Can anybody give me a hint, where i can find a clue to the right solution?

Hi creativeworker,

in 2D there are two curl operators, one scalar to vector and one vector to scalar curl. So there are also two different curl-curl problems
[tex]\text{curl}^{vs}\text{curl}^{sv}:\mathbb{R}\to\mathbb{R}[/tex]
and
[tex]\text{curl}^{sv}\text{curl}^{vs}:\mathbb{R}^2\to\mathbb{R}^2[/tex]
where “vs” and “sv” means vector-to-scalar and scalar-to-vector.

To use H(curl) elements I guess you will need the second equation, as the first one does only work for scalar fields. When using the second one the right-hand side should also be a vector.

Best
Michael

Thanks for your hint. I tried to work it out by myself, but couldn’t find the right way. Perhaps you can give me a minimal example?

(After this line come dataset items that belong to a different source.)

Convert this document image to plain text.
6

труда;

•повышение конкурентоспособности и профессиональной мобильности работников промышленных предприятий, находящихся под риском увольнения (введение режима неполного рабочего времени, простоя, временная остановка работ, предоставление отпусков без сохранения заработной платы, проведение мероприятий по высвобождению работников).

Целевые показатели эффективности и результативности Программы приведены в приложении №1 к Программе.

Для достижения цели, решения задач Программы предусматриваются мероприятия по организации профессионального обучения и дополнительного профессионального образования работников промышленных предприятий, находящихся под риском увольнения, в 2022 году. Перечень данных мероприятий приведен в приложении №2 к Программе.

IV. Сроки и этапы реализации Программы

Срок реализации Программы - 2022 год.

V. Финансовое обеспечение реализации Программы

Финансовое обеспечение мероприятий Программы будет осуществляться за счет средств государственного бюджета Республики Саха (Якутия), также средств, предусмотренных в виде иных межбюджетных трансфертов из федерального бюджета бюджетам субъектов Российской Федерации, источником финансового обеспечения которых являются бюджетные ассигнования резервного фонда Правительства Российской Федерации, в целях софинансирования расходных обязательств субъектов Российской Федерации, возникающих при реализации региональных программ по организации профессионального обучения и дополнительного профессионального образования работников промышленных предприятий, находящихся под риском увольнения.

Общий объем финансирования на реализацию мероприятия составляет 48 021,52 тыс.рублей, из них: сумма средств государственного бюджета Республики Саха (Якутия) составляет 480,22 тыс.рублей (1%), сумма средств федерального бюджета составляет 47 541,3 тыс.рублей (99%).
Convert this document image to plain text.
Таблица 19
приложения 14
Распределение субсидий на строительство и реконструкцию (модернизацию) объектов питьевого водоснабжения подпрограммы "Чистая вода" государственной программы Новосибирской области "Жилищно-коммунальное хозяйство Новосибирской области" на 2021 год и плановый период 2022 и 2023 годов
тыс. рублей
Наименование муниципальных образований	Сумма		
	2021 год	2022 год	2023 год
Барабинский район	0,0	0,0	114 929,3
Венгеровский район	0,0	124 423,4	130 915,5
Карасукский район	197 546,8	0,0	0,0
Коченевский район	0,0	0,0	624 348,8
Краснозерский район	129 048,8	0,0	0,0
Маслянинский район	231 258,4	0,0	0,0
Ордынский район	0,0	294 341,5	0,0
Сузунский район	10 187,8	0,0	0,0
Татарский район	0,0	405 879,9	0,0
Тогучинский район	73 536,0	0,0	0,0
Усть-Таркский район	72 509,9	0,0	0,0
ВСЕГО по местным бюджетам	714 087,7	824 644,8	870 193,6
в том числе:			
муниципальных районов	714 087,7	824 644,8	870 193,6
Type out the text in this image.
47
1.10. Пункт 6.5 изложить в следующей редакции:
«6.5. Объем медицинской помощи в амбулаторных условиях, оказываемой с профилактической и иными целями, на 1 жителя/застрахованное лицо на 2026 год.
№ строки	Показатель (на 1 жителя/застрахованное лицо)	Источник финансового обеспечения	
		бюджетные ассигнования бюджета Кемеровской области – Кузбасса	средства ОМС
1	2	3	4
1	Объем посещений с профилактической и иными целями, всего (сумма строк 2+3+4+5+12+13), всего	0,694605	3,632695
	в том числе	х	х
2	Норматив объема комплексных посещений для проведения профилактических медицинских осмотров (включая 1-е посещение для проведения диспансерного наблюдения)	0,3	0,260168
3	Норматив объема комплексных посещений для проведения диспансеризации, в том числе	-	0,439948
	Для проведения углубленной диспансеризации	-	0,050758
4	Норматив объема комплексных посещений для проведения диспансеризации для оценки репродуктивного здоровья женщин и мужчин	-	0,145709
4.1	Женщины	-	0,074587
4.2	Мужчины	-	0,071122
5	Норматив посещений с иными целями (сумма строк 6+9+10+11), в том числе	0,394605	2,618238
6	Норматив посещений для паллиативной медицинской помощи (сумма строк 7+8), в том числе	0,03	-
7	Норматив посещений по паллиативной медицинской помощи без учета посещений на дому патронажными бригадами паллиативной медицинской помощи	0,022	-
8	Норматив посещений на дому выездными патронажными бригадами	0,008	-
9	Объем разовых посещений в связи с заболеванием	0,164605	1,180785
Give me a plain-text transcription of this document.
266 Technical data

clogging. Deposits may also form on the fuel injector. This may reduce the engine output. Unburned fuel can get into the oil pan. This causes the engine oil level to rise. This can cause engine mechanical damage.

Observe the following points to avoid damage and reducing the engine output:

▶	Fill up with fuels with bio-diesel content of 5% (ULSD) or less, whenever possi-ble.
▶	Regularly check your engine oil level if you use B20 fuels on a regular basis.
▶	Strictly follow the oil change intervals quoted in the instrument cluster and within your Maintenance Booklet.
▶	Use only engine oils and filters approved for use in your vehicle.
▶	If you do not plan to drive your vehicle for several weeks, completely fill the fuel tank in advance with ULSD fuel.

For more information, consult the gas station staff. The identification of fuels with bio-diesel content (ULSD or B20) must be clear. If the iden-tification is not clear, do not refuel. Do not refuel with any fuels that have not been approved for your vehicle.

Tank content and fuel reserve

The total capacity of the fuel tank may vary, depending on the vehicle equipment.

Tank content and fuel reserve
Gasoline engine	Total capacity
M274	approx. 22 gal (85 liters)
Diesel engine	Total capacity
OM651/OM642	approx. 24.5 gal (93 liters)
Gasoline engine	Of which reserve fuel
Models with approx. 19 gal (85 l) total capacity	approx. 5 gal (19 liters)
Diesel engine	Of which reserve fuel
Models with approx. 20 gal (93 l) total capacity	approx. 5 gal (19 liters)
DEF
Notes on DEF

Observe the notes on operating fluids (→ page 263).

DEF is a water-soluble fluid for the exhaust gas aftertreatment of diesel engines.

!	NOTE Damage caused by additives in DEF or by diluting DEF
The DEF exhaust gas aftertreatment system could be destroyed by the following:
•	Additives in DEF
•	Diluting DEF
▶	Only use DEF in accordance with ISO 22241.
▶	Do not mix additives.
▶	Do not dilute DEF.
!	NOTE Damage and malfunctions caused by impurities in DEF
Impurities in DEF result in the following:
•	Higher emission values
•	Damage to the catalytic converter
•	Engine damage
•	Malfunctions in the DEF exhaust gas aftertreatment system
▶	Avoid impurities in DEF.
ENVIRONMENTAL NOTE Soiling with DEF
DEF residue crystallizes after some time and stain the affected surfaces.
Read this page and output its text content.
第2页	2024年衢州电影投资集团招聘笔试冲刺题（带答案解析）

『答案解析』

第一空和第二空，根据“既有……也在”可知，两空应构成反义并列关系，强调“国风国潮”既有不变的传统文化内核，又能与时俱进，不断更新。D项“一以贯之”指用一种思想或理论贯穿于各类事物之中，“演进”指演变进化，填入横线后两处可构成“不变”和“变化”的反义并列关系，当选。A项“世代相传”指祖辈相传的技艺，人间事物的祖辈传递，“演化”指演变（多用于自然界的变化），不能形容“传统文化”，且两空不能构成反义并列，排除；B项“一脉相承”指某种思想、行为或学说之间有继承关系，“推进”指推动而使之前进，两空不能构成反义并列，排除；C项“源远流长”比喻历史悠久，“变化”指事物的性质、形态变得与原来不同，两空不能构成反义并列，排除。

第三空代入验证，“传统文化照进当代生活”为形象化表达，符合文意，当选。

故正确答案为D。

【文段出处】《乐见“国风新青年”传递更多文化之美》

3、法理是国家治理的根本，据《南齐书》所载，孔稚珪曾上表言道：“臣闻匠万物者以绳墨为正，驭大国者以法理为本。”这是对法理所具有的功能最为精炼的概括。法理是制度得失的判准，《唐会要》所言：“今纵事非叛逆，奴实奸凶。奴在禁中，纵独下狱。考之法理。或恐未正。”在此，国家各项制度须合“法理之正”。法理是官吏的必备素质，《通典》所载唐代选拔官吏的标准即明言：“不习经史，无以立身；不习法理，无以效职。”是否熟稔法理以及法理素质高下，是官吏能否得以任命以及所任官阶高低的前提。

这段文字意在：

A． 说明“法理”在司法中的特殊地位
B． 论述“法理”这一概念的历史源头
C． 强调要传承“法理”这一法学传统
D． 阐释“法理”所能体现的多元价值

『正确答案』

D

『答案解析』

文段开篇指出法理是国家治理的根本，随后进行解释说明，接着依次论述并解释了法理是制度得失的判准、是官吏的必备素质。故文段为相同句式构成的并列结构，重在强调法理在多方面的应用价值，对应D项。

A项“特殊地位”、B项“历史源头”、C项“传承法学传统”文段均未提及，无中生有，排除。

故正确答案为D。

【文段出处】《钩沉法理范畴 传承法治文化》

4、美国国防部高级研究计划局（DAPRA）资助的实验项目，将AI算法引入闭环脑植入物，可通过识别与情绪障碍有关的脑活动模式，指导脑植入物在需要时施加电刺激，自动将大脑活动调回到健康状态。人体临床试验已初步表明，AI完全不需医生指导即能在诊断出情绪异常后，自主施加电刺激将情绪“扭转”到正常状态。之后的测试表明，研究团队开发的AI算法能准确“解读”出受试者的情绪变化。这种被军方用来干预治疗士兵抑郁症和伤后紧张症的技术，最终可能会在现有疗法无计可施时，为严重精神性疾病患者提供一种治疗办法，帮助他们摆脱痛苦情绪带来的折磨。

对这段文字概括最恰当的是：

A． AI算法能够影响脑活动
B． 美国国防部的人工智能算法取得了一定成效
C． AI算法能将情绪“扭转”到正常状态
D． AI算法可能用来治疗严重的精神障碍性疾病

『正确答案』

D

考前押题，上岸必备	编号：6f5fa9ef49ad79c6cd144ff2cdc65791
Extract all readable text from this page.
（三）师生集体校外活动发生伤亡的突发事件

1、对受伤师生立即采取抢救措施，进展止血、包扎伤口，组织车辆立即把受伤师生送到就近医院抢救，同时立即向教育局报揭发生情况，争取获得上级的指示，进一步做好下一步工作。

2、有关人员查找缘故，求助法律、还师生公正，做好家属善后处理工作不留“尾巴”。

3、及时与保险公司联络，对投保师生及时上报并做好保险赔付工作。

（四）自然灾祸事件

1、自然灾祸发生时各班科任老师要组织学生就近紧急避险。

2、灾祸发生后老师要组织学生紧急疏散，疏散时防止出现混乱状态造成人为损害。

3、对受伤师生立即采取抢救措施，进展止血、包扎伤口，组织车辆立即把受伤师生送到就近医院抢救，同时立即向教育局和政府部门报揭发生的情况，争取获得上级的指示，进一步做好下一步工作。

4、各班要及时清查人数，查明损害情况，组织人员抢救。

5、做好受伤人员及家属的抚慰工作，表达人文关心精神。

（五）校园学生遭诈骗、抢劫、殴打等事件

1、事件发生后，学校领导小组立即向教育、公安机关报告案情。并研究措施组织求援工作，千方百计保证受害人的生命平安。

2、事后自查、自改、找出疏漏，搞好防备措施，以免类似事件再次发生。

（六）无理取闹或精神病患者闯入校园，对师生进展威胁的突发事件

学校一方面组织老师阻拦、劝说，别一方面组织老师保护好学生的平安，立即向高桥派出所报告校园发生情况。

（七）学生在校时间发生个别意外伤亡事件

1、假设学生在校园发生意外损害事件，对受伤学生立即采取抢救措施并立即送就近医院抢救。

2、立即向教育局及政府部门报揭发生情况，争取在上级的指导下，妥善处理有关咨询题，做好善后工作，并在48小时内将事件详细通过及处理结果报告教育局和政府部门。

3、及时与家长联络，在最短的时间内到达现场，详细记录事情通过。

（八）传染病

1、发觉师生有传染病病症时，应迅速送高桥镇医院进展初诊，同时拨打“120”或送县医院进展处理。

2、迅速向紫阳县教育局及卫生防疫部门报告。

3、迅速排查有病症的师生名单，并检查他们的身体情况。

Thank you in advance!

Hi creativeworker,

attached you’ll find a minimal example of a 2D curl-curl formulation with H1 and HCurl.

I don’t know how physically this problem is, but it should be suitable for comparing H1 with HCurl in 2D.
For example if you change the order from 2 to 1 the H1 solution does not look correct, whereas the HCurl solution do.

Best
Michael

https://ngsolve.org/media/kunena/attachments/889/curlcurl_2d.py

Attachment: curlcurl_2d.py

Thank you, that help a lot for understanding!
Now, I see I need the opposite curl, so that I can solve a ScalarH1 (scalar source and scalar result) equation in HCurl Space. Do I have to define my own curl operator then?

Hi creativeworker,

to use the HCurl Space you need to have a vector-valued unknown and thus a vector-valued right-hand side.
As far as I know the vector-valued version is the right one for Maxwell-equations (in 3D the source is also a vector not a scalar).

The scalar version is “just” a rotated Laplace problem (instead of div(grad(u)) you have rotated div of rotated grad). In this case the H1 space should be a good choice. Here you cannot use HCurl for approximating a scalar u.

Best
Michael

Thank you very much for the clarification. Is it then correct to say that for 2D Magnetostatics it does depent on how my source structure is?

For example for a simple coil around an iron core:

  • I can cut the the coil saggital such that three rectangles are created. The current (load) is then a scalar and so is the solution (vector potential A). In this case using H1 (Lagrange nodal elements) is correct and there is no problem with the “jumping” field.

  • I can cut the system transversal such that a circle and a ring are created. Then the current is in plane and so will the vector field be. To bring that correct to finite elements, I would have to use HCurl-Space (Nedelec edge elements)?

Thanks again for your effort!

Yes, you are right.

In the first case H1 is the correct choice and the jumping coefficient doesn’t make problems. It is like a Poisson problem with e.g. a discontinuous heat conductivity coefficient
[tex]div(\lambda \nabla u)=f.[/tex]

Just a remark: If you want to use a Zienkiewicz-Zhu (ZZ) type error estimator you have to interpolate the “flux” into HCurl, not VectorH1, like is done here in HDiv.

In the second case HCurl will produce better results than VectorH1.